Las piezas que cazaran aquel día permitirían, a muchos campesinos y siervos que les acompañaban, tener un complemento en su alimentación, y cuanto mejor fuera la caza más beneficiados saldrían. Pero también servía para controlar a los lobos que mataban al ganado y a los jabalíes que destrozaban sus cosechas. Animales para los que habían organizado la batida.
Los cuernos sonaron al despuntar el sol. Siccius había preparado tres lanzas y una ballesta con una docena de virotes. La llevaba montada y con un pequeño seguro que evitaba que el disparador se accionara por accidente. Él y varios nobles esperaban, junto al rey, a que varios monteros con sus sabuesos, atados a una larga correa o traílla, comenzaran a buscar el rastro de los jabalíes. Las primeras piezas del día.
Los perros comenzaron a ponerse nerviosos y a ladrar, habían encontrado el rastro dejado por los cerdos la noche anterior y comenzaron a seguirlo durante un par de millas, hasta que se detuvieron delante de un roquedal que salía de la espesura de un pequeño bosque. Parecía que el jabalí se encontraba encamado, descansando durante el día. Uno de los monteros dio un rodeo para asegurarse que el animal se hallaba dentro de la floresta y no hubiese salido por el otro lado. Siccius observaba cómo todos los hombres con sus canes se reunían y ponían en consenso lo que habían visto. Sin duda había jabalíes dentro del bosque, pensó el noble.
Los monteros soltaron a los sabuesos una vez indicado dónde atacarían el encame del jabalí. A su vez, el rey y su séquito se dispusieron en la parte alta de una pequeña vaguada que salía directamente del bosque, sin duda la mejor vía de escape. El resto de los nobles fueron apostándose en los lugares donde fuese posible dar caza a alguno de los jabalíes. Siccius eligió un discreto recodo unas cuantas yardas dentro del bosque, pero desde el que se podía divisar con claridad gran parte de su interior.
Los sabuesos estaban marcando el camino, sus ladridos lejanos indicaban la senda que habían elegido sus presas. Sólo les empujarían para sacarlos del bosque, mientras otros monteros con los lebreles les esperaban al otro lado con la finalidad de cansarles y así, fuese más fácil cazarlos en el abrupto terreno en el que se celebraba la montería.
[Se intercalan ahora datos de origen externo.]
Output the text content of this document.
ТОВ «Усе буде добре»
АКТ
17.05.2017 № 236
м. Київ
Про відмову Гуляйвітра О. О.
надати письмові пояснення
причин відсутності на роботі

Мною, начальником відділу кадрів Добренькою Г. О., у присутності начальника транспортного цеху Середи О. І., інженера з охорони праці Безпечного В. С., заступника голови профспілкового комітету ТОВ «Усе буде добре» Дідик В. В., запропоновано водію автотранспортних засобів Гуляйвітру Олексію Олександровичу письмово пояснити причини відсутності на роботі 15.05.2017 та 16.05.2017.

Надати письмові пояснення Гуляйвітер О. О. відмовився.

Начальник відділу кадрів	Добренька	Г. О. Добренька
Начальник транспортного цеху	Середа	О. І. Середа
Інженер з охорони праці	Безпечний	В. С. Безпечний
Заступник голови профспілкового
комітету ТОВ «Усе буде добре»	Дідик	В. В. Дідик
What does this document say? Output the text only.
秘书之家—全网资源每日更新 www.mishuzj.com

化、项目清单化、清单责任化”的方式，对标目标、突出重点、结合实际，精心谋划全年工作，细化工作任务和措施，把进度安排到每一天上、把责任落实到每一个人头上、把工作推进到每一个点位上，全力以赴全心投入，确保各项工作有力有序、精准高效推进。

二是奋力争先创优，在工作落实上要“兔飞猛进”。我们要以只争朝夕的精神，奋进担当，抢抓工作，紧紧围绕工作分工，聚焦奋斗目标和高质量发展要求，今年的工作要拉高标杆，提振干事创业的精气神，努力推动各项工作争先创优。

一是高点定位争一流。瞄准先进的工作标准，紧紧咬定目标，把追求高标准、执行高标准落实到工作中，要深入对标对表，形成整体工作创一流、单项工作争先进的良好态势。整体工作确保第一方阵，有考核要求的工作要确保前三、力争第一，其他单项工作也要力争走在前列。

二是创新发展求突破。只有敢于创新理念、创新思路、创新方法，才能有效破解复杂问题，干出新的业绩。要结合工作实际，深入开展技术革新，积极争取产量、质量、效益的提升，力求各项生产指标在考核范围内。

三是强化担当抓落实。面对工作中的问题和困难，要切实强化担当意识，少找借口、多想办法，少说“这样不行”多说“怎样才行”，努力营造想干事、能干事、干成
Otros, retirados más discretamente, esperaban junto con varios alanos y diversos perros de presa, por si alguna de aquellas bestias lograba huir del cerco que se había trazado sobre el bosque.
El calor empezaba a subir la temperatura y la luz diurna ampliaba la claridad y la visión de los monteros. Siccius estaba nervioso, como en los momentos antes de entrar en combate. Las manos le sudaban, los músculos se tensaban y el corazón empezaba a palpitar con fuerza. Los ladridos eran cada vez más cercanos y fuertes.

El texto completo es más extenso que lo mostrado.